- Genre: Crime drama; Mystery; Thriller;
- Created by: Harlan Coben
- Based on: The Woods by Harlan Coben
- Written by: Danny Brocklehurst; Charlotte Coben; Tom Farrelly; Joe Forrest;
- Directed by: Andy De Emmony; Claire Tailyour; Isher Sahota;
- Starring: Tom Bateman; Michelle Keegan; Pearce Quigley; Mandeep Dhillon;
- Country of origin: United Kingdom
- Original language: English
- No. of seasons: 1

Production
- Executive producers: Danny Brocklehurst; Harlan Coben; Nicola Shindler; Richard Fee; Charlotte Coben;
- Producer: Will McDonough
- Production companies: Final Twist Productions; Quay Street Productions;

Original release
- Network: Netflix

= The Woods (TV series) =

Upcoming British television series

The Woods is an upcoming British mystery thriller television series, based on the 2007 novel of the same name by Harlan Coben, adapted by Danny Brocklehurst and starring Tom Bateman, Michelle Keegan, Mandeep Dhillon and Pearce Quigley.
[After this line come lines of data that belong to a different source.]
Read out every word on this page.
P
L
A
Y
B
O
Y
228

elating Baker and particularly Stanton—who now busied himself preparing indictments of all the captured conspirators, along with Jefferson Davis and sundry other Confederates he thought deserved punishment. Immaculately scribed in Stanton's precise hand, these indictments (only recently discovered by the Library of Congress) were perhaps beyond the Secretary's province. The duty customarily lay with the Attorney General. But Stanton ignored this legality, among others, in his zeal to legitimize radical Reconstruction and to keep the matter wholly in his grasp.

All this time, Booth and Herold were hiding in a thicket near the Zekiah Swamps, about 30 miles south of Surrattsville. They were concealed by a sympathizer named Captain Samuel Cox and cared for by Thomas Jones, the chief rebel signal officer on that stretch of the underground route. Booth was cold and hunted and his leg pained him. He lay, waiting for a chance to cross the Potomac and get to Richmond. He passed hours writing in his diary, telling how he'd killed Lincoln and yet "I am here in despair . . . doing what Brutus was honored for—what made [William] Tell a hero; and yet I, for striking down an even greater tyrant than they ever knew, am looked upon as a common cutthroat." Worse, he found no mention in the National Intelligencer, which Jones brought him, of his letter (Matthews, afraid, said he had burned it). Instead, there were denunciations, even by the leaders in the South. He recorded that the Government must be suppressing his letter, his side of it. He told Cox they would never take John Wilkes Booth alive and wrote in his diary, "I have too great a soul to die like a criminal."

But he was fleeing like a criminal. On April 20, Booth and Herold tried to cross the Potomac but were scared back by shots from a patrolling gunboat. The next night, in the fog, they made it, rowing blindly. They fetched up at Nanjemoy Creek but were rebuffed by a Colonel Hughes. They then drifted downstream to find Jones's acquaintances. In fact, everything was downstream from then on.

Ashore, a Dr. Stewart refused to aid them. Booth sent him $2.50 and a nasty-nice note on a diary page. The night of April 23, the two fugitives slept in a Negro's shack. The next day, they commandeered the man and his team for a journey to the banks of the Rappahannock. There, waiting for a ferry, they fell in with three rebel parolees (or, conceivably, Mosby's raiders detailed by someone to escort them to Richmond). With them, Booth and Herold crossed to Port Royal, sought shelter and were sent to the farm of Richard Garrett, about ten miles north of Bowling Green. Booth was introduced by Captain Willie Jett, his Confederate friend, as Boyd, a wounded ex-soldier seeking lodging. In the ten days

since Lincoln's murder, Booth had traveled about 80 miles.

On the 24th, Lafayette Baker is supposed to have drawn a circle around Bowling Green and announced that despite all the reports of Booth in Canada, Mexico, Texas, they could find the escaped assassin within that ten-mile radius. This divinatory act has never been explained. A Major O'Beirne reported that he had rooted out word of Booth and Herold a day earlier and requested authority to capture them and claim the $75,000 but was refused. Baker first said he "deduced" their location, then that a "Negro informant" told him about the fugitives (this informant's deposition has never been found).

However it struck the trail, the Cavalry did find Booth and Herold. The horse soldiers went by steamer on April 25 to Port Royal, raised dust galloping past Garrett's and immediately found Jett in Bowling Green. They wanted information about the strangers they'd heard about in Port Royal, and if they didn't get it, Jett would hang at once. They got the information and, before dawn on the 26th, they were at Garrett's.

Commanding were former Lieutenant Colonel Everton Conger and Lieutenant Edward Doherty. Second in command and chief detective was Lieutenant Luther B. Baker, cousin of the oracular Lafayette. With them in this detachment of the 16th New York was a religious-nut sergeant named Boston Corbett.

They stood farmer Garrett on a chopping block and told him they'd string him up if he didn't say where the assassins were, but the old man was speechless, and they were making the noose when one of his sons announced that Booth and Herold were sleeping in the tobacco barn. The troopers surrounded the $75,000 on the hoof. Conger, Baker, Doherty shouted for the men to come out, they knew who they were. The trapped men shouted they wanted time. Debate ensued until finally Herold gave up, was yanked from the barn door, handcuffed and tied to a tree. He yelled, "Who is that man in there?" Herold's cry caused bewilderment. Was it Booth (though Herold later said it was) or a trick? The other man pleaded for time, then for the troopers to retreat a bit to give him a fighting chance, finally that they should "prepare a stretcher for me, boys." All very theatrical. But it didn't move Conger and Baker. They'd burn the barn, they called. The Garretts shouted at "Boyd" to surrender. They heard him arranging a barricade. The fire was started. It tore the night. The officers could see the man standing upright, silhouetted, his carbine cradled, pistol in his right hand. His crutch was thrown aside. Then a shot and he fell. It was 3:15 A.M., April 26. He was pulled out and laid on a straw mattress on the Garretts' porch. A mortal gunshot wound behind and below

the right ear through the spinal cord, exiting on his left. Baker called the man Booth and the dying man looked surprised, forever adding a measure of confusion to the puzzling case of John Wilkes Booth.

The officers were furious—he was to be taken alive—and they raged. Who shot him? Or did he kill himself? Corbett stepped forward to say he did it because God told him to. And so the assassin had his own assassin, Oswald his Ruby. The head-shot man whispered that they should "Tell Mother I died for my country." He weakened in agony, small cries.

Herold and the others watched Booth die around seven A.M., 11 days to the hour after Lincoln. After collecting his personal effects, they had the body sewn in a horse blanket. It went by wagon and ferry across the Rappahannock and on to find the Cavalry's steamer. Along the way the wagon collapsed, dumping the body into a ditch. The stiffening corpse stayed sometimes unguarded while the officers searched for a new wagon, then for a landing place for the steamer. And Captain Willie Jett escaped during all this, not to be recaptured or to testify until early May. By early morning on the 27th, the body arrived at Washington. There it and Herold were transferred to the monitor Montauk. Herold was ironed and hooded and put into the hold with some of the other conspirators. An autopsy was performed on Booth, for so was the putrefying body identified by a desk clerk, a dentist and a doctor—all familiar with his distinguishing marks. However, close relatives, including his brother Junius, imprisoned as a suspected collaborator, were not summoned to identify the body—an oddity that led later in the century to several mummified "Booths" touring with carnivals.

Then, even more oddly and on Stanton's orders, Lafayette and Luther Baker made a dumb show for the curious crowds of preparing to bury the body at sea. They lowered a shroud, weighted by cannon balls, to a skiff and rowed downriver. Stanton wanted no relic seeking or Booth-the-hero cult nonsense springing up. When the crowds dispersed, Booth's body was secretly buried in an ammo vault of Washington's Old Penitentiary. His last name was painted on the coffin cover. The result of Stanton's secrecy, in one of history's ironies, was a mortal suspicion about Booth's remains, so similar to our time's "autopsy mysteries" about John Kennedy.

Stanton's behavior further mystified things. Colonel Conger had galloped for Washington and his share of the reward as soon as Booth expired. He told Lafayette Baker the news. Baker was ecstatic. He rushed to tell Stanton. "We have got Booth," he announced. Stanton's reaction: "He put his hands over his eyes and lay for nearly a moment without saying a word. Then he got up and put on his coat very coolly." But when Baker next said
It is set to be released on Netflix.

==Premise==
A barrister becomes convinced his sister may still be alive, twenty years after her supposed death.

==Cast==
- Tom Bateman as Paul ‘Cope’ Copeland
- Michelle Keegan as Lucy Silverfield
- Mandeep Dhillon as Loren Muse
- Pearce Quigley as Ira Silverfield
- Rade Sherbedgia as Uncle Sosh
- James Buckley as Lonnie Berger
- Shannon Watson as Shannon Johnson
- Pamela Nomvete as Mrs. Peters
- Kerry Howard as Greta
- Roger Barclay as EJ Jenrette
- Simon Lowe as Bob Cole
- Dean Fagan as DS Steve York
- Tom Allen as Flynn Hickory
- Tracy-Ann Oberman as Jessica Kinberg
- Charlotte Beaumont as DC Daisy Dillon
- Christopher Harper as Wayne Steubens

==Production==
The English-language series was announced by Netflix in April 2026. It is based on the 2007 novel of the same name by Harlan Coben, which was previously adapted into a Polish-language series in 2020. Coben is series creator with the book adapted by Danny Brocklehurst with Charlotte Coben, Tom Farrelly and Joe Forrest. Harlan Coben is an executive producer through his company Final Twist Productions, in partnership with Quay Street Productions. Brocklehurst is also an executive producer alongside Charlotte Coben, Nicola Shindler and Richard Fee. Will McDonagh is series producer with episodes directed by Andy De Emmony, Isher Sahota and Claire Tailyour.

The cast is led by Tom Bateman and Michelle Keegan with the cast also including Mandeep Dhillon and Pearce Quigley, Shannon Watson, James Buckley, Tom Allen, Kerry Howard, Rade Sherbedgia,Tracy-Ann Oberman and Charlotte Beaumont.

Filming took place in England and Wales from May 2026, with filming locations including Bolton,
Manchester, Knutsford, and Birkenhead in England, and Denbighshire in Wales. First-look images from filming were released to the media in May 2026.